La création d'un Commissariat général à l'égalité des territoires venant remplacer la Datar est accueillie avec circonspection. Comme l'a récemment rappelé Cécile Duflot, ce commissariat, attendu pour le début de l'année 2014, "aura pour mission d'œuvrer à la réduction des inégalités territoriales et des inégalités infrarégionales qui se sont accrues ces dernières années". Il devra notamment mettre en œuvre la nouvelle génération des contrats de plan, qui comporteront un volet territorial. "En réalité, il n'aura guère plus de pouvoir ni de moyens que l'actuelle Datar", a évacué Hervé Maurey.

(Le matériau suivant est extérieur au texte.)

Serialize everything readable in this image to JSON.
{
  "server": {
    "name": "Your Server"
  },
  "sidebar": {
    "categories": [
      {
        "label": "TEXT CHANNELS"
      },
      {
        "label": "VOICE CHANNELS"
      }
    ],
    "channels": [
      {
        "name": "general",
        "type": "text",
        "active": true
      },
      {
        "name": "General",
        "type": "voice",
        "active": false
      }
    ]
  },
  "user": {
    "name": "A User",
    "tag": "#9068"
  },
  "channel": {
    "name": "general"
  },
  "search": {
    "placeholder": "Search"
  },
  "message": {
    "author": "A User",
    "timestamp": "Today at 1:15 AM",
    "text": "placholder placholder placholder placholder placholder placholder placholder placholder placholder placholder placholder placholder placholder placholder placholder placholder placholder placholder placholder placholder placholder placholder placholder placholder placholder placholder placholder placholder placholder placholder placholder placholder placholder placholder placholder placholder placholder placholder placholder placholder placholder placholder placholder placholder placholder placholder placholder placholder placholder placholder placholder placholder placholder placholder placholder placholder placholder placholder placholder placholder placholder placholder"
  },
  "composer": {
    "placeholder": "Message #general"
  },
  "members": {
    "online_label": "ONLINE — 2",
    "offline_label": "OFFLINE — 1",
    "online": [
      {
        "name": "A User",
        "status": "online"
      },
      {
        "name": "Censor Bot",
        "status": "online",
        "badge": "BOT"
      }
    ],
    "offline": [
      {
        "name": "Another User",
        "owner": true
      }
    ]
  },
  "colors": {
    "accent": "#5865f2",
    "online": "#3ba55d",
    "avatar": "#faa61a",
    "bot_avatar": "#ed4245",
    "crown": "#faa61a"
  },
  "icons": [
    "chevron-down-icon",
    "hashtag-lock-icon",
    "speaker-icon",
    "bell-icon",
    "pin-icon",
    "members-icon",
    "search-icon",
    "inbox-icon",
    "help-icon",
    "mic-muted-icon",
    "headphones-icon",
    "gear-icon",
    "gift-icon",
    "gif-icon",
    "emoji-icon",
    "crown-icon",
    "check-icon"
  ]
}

Le sénateur a encore dénoncé la baisse du budget de la mission Politique des territoires pour 2014 : "moins 14% depuis 2012 en autorisations d'engagement et moins 12% en crédits de paiements", "alors que dans le même temps les dépenses de l'Etat diminuent de seulement de 1,7% en volume". Les crédits de la mission Plitique des territoires, qui englobe les programmes 112 "Impulsion et coordination de la politique d'aménagement du territoire" et 162 "Interventions territoriales de l'Etat", seront de 283 millions d'euros en autorisations d'engagement et 295,3 millions en crédits de paiement. La sénatrice UMP des Alpes-Maritimes Hélène Masson-Maret a observé qu'il s'agissait de la deuxième baisse consécutive et que de nombreux vœux pieux comme "le développement solidaire des territoires" ont été ajoutés à la mission, sans que soient proposés de nouveaux outils pour y répondre.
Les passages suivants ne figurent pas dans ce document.